Sunday, 9 December 2012

Seven Psychopaths

Director Martin McDonaugh’s difficult second album, Seven Psychopaths is the Irish Director’s follow up to the 2008 sleeper hit In Bruges. The massively disjointed plot concerns a screenwriter called Martin (Colin Farrell) and his inability to complete his latest script which he has titled Seven Psychopaths. His writing is hampered by a drink problem and his disruptive friend Billy (Sam Rockwell), a dog kidnapper. One day Billy and his friend Hans (Christopher Walken) kidnap a dog belonging to gangster Charlie Costello (Woody Harrelson). Martin’s script begins to take shape as he encounters more and more psychopaths but the three friends end up on the run while trying to escape the Mob.

I’ve been looking forward to Seven Psychopaths for a long time and when I first saw the trailer a few months back I instantly watched it again because I loved it so much. It’s with a heavy heart then that now having seen the film I have to report that it’s a bit, average. There are some clever ideas in there and some great little vignettes but on the whole there is far too much going on. Several times I thought to myself “That would make a good movie” but then it was dropped instantly. Despite several good performances, some great direction and a few funny moments I left feeling underwhelmed.

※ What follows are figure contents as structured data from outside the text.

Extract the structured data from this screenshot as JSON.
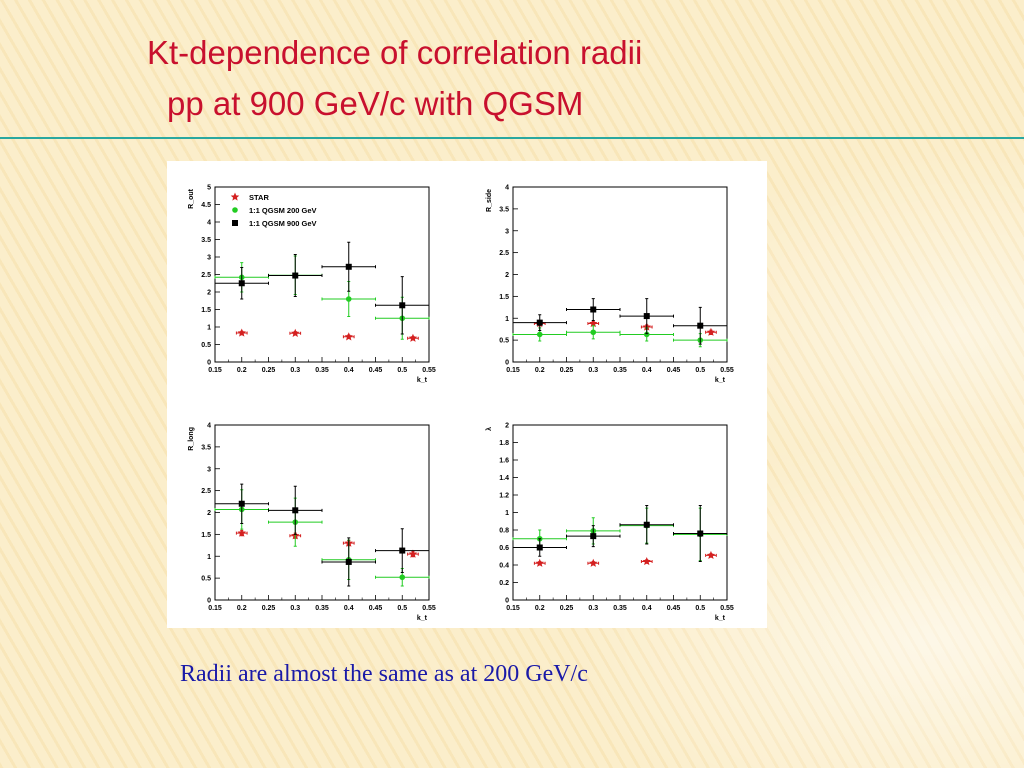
{
  "slide": {
    "title_line1": "Kt-dependence of correlation radii",
    "title_line2": "pp at 900 GeV/c with QGSM",
    "subtitle": "Radii are almost the same as at 200 GeV/c"
  },
  "colors": {
    "title": "#c8102e",
    "subtitle": "#1a1aa8",
    "rule": "#2aa8a0",
    "star": "#d42020",
    "qgsm200": "#22cc22",
    "qgsm900": "#000000"
  },
  "chart_data": [
    {
      "type": "scatter",
      "panel": "R_out",
      "ylabel": "R_out",
      "xlabel": "k_t",
      "xlim": [
        0.15,
        0.55
      ],
      "ylim": [
        0,
        5
      ],
      "xticks": [
        "0.15",
        "0.2",
        "0.25",
        "0.3",
        "0.35",
        "0.4",
        "0.45",
        "0.5",
        "0.55"
      ],
      "yticks": [
        "0",
        "0.5",
        "1",
        "1.5",
        "2",
        "2.5",
        "3",
        "3.5",
        "4",
        "4.5",
        "5"
      ],
      "legend": {
        "position": "top-left",
        "entries": [
          "STAR",
          "1:1 QGSM 200 GeV",
          "1:1 QGSM  900 GeV"
        ]
      },
      "series": [
        {
          "name": "STAR",
          "marker": "star",
          "points": [
            {
              "x": 0.2,
              "y": 0.83,
              "yerr": 0.05,
              "xerr": 0.01
            },
            {
              "x": 0.3,
              "y": 0.82,
              "yerr": 0.05,
              "xerr": 0.01
            },
            {
              "x": 0.4,
              "y": 0.72,
              "yerr": 0.05,
              "xerr": 0.01
            },
            {
              "x": 0.52,
              "y": 0.68,
              "yerr": 0.05,
              "xerr": 0.01
            }
          ]
        },
        {
          "name": "1:1 QGSM 200 GeV",
          "marker": "circle",
          "points": [
            {
              "x": 0.2,
              "y": 2.42,
              "yerr": 0.42,
              "xerr": 0.05
            },
            {
              "x": 0.3,
              "y": 2.48,
              "yerr": 0.55,
              "xerr": 0.05
            },
            {
              "x": 0.4,
              "y": 1.8,
              "yerr": 0.5,
              "xerr": 0.05
            },
            {
              "x": 0.5,
              "y": 1.25,
              "yerr": 0.6,
              "xerr": 0.05
            }
          ]
        },
        {
          "name": "1:1 QGSM  900 GeV",
          "marker": "square",
          "points": [
            {
              "x": 0.2,
              "y": 2.25,
              "yerr": 0.45,
              "xerr": 0.05
            },
            {
              "x": 0.3,
              "y": 2.47,
              "yerr": 0.6,
              "xerr": 0.05
            },
            {
              "x": 0.4,
              "y": 2.72,
              "yerr": 0.7,
              "xerr": 0.05
            },
            {
              "x": 0.5,
              "y": 1.62,
              "yerr": 0.82,
              "xerr": 0.05
            }
          ]
        }
      ]
    },
    {
      "type": "scatter",
      "panel": "R_side",
      "ylabel": "R_side",
      "xlabel": "k_t",
      "xlim": [
        0.15,
        0.55
      ],
      "ylim": [
        0,
        4
      ],
      "xticks": [
        "0.15",
        "0.2",
        "0.25",
        "0.3",
        "0.35",
        "0.4",
        "0.45",
        "0.5",
        "0.55"
      ],
      "yticks": [
        "0",
        "0.5",
        "1",
        "1.5",
        "2",
        "2.5",
        "3",
        "3.5",
        "4"
      ],
      "series": [
        {
          "name": "STAR",
          "marker": "star",
          "points": [
            {
              "x": 0.2,
              "y": 0.88,
              "yerr": 0.05,
              "xerr": 0.01
            },
            {
              "x": 0.3,
              "y": 0.88,
              "yerr": 0.05,
              "xerr": 0.01
            },
            {
              "x": 0.4,
              "y": 0.8,
              "yerr": 0.05,
              "xerr": 0.01
            },
            {
              "x": 0.52,
              "y": 0.68,
              "yerr": 0.05,
              "xerr": 0.01
            }
          ]
        },
        {
          "name": "1:1 QGSM 200 GeV",
          "marker": "circle",
          "points": [
            {
              "x": 0.2,
              "y": 0.63,
              "yerr": 0.15,
              "xerr": 0.05
            },
            {
              "x": 0.3,
              "y": 0.68,
              "yerr": 0.15,
              "xerr": 0.05
            },
            {
              "x": 0.4,
              "y": 0.63,
              "yerr": 0.15,
              "xerr": 0.05
            },
            {
              "x": 0.5,
              "y": 0.5,
              "yerr": 0.15,
              "xerr": 0.05
            }
          ]
        },
        {
          "name": "1:1 QGSM  900 GeV",
          "marker": "square",
          "points": [
            {
              "x": 0.2,
              "y": 0.9,
              "yerr": 0.18,
              "xerr": 0.05
            },
            {
              "x": 0.3,
              "y": 1.2,
              "yerr": 0.25,
              "xerr": 0.05
            },
            {
              "x": 0.4,
              "y": 1.05,
              "yerr": 0.4,
              "xerr": 0.05
            },
            {
              "x": 0.5,
              "y": 0.83,
              "yerr": 0.42,
              "xerr": 0.05
            }
          ]
        }
      ]
    },
    {
      "type": "scatter",
      "panel": "R_long",
      "ylabel": "R_long",
      "xlabel": "k_t",
      "xlim": [
        0.15,
        0.55
      ],
      "ylim": [
        0,
        4
      ],
      "xticks": [
        "0.15",
        "0.2",
        "0.25",
        "0.3",
        "0.35",
        "0.4",
        "0.45",
        "0.5",
        "0.55"
      ],
      "yticks": [
        "0",
        "0.5",
        "1",
        "1.5",
        "2",
        "2.5",
        "3",
        "3.5",
        "4"
      ],
      "series": [
        {
          "name": "STAR",
          "marker": "star",
          "points": [
            {
              "x": 0.2,
              "y": 1.53,
              "yerr": 0.06,
              "xerr": 0.01
            },
            {
              "x": 0.3,
              "y": 1.47,
              "yerr": 0.06,
              "xerr": 0.01
            },
            {
              "x": 0.4,
              "y": 1.3,
              "yerr": 0.06,
              "xerr": 0.01
            },
            {
              "x": 0.52,
              "y": 1.05,
              "yerr": 0.06,
              "xerr": 0.01
            }
          ]
        },
        {
          "name": "1:1 QGSM 200 GeV",
          "marker": "circle",
          "points": [
            {
              "x": 0.2,
              "y": 2.07,
              "yerr": 0.45,
              "xerr": 0.05
            },
            {
              "x": 0.3,
              "y": 1.78,
              "yerr": 0.55,
              "xerr": 0.05
            },
            {
              "x": 0.4,
              "y": 0.92,
              "yerr": 0.45,
              "xerr": 0.05
            },
            {
              "x": 0.5,
              "y": 0.52,
              "yerr": 0.2,
              "xerr": 0.05
            }
          ]
        },
        {
          "name": "1:1 QGSM  900 GeV",
          "marker": "square",
          "points": [
            {
              "x": 0.2,
              "y": 2.2,
              "yerr": 0.45,
              "xerr": 0.05
            },
            {
              "x": 0.3,
              "y": 2.05,
              "yerr": 0.55,
              "xerr": 0.05
            },
            {
              "x": 0.4,
              "y": 0.87,
              "yerr": 0.55,
              "xerr": 0.05
            },
            {
              "x": 0.5,
              "y": 1.13,
              "yerr": 0.5,
              "xerr": 0.05
            }
          ]
        }
      ]
    },
    {
      "type": "scatter",
      "panel": "lambda",
      "ylabel": "λ",
      "xlabel": "k_t",
      "xlim": [
        0.15,
        0.55
      ],
      "ylim": [
        0,
        2
      ],
      "xticks": [
        "0.15",
        "0.2",
        "0.25",
        "0.3",
        "0.35",
        "0.4",
        "0.45",
        "0.5",
        "0.55"
      ],
      "yticks": [
        "0",
        "0.2",
        "0.4",
        "0.6",
        "0.8",
        "1",
        "1.2",
        "1.4",
        "1.6",
        "1.8",
        "2"
      ],
      "series": [
        {
          "name": "STAR",
          "marker": "star",
          "points": [
            {
              "x": 0.2,
              "y": 0.42,
              "yerr": 0.02,
              "xerr": 0.01
            },
            {
              "x": 0.3,
              "y": 0.42,
              "yerr": 0.02,
              "xerr": 0.01
            },
            {
              "x": 0.4,
              "y": 0.44,
              "yerr": 0.02,
              "xerr": 0.01
            },
            {
              "x": 0.52,
              "y": 0.51,
              "yerr": 0.02,
              "xerr": 0.01
            }
          ]
        },
        {
          "name": "1:1 QGSM 200 GeV",
          "marker": "circle",
          "points": [
            {
              "x": 0.2,
              "y": 0.7,
              "yerr": 0.1,
              "xerr": 0.05
            },
            {
              "x": 0.3,
              "y": 0.79,
              "yerr": 0.15,
              "xerr": 0.05
            },
            {
              "x": 0.4,
              "y": 0.85,
              "yerr": 0.2,
              "xerr": 0.05
            },
            {
              "x": 0.5,
              "y": 0.75,
              "yerr": 0.3,
              "xerr": 0.05
            }
          ]
        },
        {
          "name": "1:1 QGSM  900 GeV",
          "marker": "square",
          "points": [
            {
              "x": 0.2,
              "y": 0.6,
              "yerr": 0.1,
              "xerr": 0.05
            },
            {
              "x": 0.3,
              "y": 0.73,
              "yerr": 0.12,
              "xerr": 0.05
            },
            {
              "x": 0.4,
              "y": 0.86,
              "yerr": 0.22,
              "xerr": 0.05
            },
            {
              "x": 0.5,
              "y": 0.76,
              "yerr": 0.32,
              "xerr": 0.05
            }
          ]
        }
      ]
    }
  ]
}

The highlight of the film for me was Sam Rockwell’s screenplay climax. It was crazy, funny and exciting which is kind of what I was hoping for from the rest of the movie. As I’ve already said, there were some other moments like that but I’d seen most of them in the trailer. As with a lot of comedy, most of the funnier stuff is in the two minute trailer, leaving very little unseen for the other 108 minutes. Another problem is that the film is clever but it isn’t as clever as it thinks it is. One supposed twist was given away in the very first scene, a scene which otherwise was excellent and featured a couple of welcome Boardwalk Empire cameos. The twist though was far too obvious and then I spent the whole film waiting for the actual reveal. At one stage Christopher Walken’s character says “I like it, it’s got layers”. For me this was the problem with Seven Psychopaths, there were just too many layers and too much going on.

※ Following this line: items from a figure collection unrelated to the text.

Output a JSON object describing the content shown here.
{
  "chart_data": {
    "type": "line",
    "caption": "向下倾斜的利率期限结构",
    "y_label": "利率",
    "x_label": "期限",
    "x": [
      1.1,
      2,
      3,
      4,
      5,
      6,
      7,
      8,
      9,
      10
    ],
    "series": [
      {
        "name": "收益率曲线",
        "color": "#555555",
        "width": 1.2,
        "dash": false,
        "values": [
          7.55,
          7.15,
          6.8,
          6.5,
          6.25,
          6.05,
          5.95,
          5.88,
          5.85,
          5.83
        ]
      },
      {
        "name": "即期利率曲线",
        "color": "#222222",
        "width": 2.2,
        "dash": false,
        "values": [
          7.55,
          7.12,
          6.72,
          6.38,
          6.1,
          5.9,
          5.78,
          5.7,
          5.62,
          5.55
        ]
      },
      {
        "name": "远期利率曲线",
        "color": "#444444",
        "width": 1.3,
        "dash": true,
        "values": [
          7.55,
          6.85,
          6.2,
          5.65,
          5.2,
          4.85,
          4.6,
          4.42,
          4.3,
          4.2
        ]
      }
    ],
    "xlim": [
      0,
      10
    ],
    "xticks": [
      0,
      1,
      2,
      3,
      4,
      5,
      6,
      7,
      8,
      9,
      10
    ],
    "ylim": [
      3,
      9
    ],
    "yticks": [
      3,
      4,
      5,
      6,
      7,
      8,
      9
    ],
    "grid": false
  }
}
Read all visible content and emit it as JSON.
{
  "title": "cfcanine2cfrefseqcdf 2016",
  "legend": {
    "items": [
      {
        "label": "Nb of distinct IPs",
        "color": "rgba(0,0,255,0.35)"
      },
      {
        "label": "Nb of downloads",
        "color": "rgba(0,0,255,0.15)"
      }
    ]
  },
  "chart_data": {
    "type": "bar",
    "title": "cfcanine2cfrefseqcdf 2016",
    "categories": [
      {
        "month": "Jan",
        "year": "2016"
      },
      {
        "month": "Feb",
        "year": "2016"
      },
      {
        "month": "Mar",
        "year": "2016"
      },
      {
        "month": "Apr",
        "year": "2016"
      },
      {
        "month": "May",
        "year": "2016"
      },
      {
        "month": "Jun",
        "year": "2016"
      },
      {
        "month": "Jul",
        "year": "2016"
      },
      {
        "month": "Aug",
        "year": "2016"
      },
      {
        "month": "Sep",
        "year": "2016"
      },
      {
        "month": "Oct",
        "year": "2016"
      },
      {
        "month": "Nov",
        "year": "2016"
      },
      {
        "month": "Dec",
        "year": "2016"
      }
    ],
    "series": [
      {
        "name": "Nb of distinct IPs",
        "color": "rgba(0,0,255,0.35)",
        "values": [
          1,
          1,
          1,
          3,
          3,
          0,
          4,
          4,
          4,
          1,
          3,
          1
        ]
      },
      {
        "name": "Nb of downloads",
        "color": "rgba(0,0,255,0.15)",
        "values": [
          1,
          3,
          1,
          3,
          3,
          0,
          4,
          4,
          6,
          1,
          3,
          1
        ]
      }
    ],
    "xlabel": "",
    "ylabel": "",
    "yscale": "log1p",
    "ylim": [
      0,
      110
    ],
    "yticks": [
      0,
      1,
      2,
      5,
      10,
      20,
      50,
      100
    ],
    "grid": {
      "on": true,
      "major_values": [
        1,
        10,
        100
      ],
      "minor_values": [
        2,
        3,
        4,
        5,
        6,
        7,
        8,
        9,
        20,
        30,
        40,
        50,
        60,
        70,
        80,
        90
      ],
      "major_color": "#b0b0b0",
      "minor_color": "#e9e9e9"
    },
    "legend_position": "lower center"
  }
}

Despite the problems though, there is a third of a good movie here. I really liked the way the vignettes were shot; they looked as though they were from a different film and were stylish and clean. The vignettes themselves were often interesting and occasionally came back to join up with the rest of the script but once one had then you were just left waiting for the others to. On the plus side though they did create some nice reveals which tied up some of the loose ends. There has been talk of a great Christopher Walken scene which is found in the trailer. While that is great, by the forth or fifth time of watching, it loses its edge. For me his great scene came very later on when he describes an idea for a Vietnamese character. I thought the writing and performance was incredible. It was a fantastic idea that was wonderfully expressed by Walken.

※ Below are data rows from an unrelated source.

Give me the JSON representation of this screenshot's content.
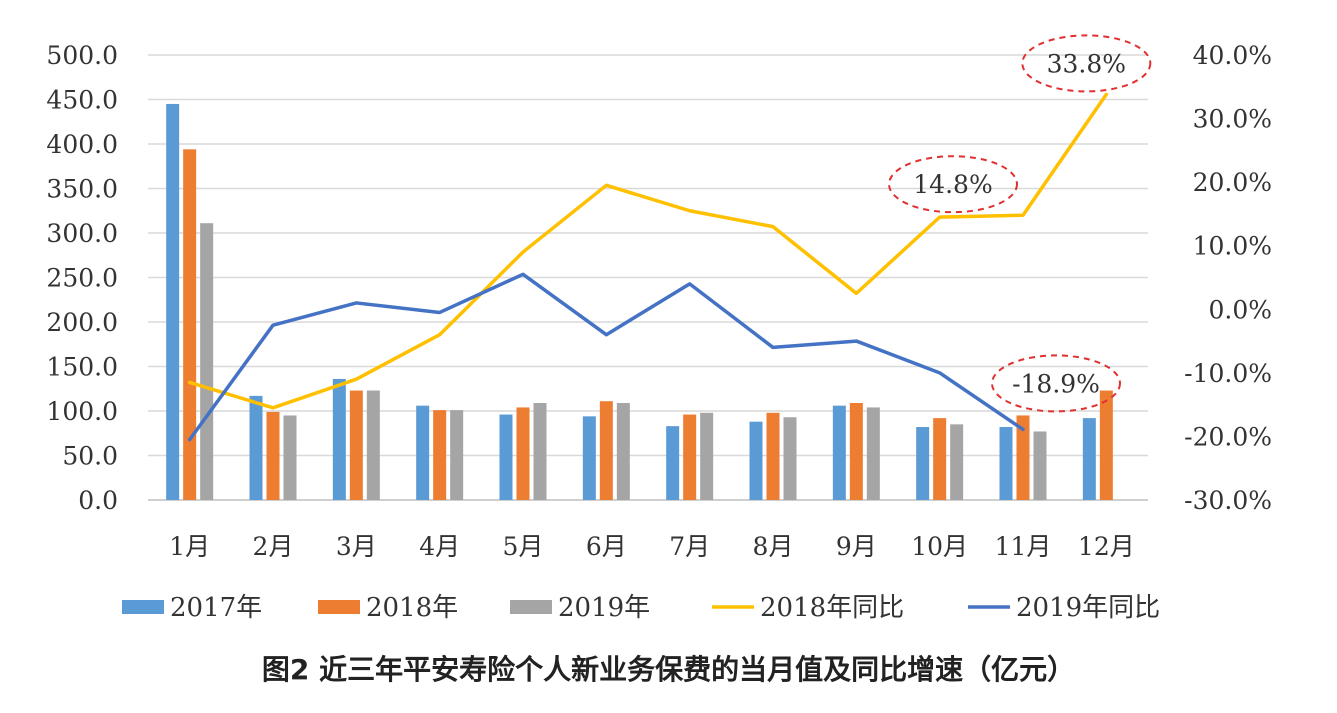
{
  "caption": "图2  近三年平安寿险个人新业务保费的当月值及同比增速（亿元）",
  "chart_data": {
    "type": "bar",
    "categories": [
      "1月",
      "2月",
      "3月",
      "4月",
      "5月",
      "6月",
      "7月",
      "8月",
      "9月",
      "10月",
      "11月",
      "12月"
    ],
    "series": [
      {
        "name": "2017年",
        "kind": "bar",
        "axis": "left",
        "color": "#5B9BD5",
        "values": [
          445,
          117,
          136,
          106,
          96,
          94,
          83,
          88,
          106,
          82,
          82,
          92
        ]
      },
      {
        "name": "2018年",
        "kind": "bar",
        "axis": "left",
        "color": "#ED7D31",
        "values": [
          394,
          99,
          123,
          101,
          104,
          111,
          96,
          98,
          109,
          92,
          95,
          123
        ]
      },
      {
        "name": "2019年",
        "kind": "bar",
        "axis": "left",
        "color": "#A5A5A5",
        "values": [
          311,
          95,
          123,
          101,
          109,
          109,
          98,
          93,
          104,
          85,
          77,
          null
        ]
      },
      {
        "name": "2018年同比",
        "kind": "line",
        "axis": "right",
        "color": "#FFC000",
        "values": [
          -11.5,
          -15.5,
          -11.0,
          -4.0,
          9.0,
          19.5,
          15.5,
          13.0,
          2.5,
          14.5,
          14.8,
          33.8
        ]
      },
      {
        "name": "2019年同比",
        "kind": "line",
        "axis": "right",
        "color": "#4472C4",
        "values": [
          -20.5,
          -2.5,
          1.0,
          -0.5,
          5.5,
          -4.0,
          4.0,
          -6.0,
          -5.0,
          -10.0,
          -18.9,
          null
        ]
      }
    ],
    "y_left": {
      "min": 0,
      "max": 500,
      "step": 50,
      "tick_labels": [
        "0.0",
        "50.0",
        "100.0",
        "150.0",
        "200.0",
        "250.0",
        "300.0",
        "350.0",
        "400.0",
        "450.0",
        "500.0"
      ]
    },
    "y_right": {
      "min": -30,
      "max": 40,
      "step": 10,
      "tick_labels": [
        "-30.0%",
        "-20.0%",
        "-10.0%",
        "0.0%",
        "10.0%",
        "20.0%",
        "30.0%",
        "40.0%"
      ]
    },
    "annotations": [
      {
        "text": "33.8%",
        "series": "2018年同比",
        "category": "12月",
        "value": 33.8
      },
      {
        "text": "14.8%",
        "series": "2018年同比",
        "category": "11月",
        "value": 14.8
      },
      {
        "text": "-18.9%",
        "series": "2019年同比",
        "category": "11月",
        "value": -18.9
      }
    ],
    "grid": true,
    "legend": "bottom"
  }
}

There are a lot of actors in the film who I really like. I’m a big Sam Rockwell fan and he was nicely mad and quirky. Christopher Walken is also excellent and one of the strongest things in the film. Woody ‘Cooler than Sam Jackson in a fridge’ Harrelson is also well cast as a vicious gangster in search of his missing dog. I also enjoyed Colin Farrell’s performance. I think he is much more suited to this kind of role rather than the blockbuster hero. There were also a couple of nice cameos from the likes of Paris, Texas star Harry Dean Stanton and singer Tom Waits. The female characters had nothing to do though and both Abbie Cornish and Olga Kurylenko had a total screen time of about three minutes, something which is alluded to in a strange in joke about Martin’s script.

Overall the film is an average movie masquerading as something better. There are just enough laughs but I've laughed much more at the likes of Ted, Carnage and The Muppets this year. There are shades of Tarantino in the decent script but the film gets bogged down by too much clutter and not enough focus. There are enough ideas for several great films but in the end only one average one is produced.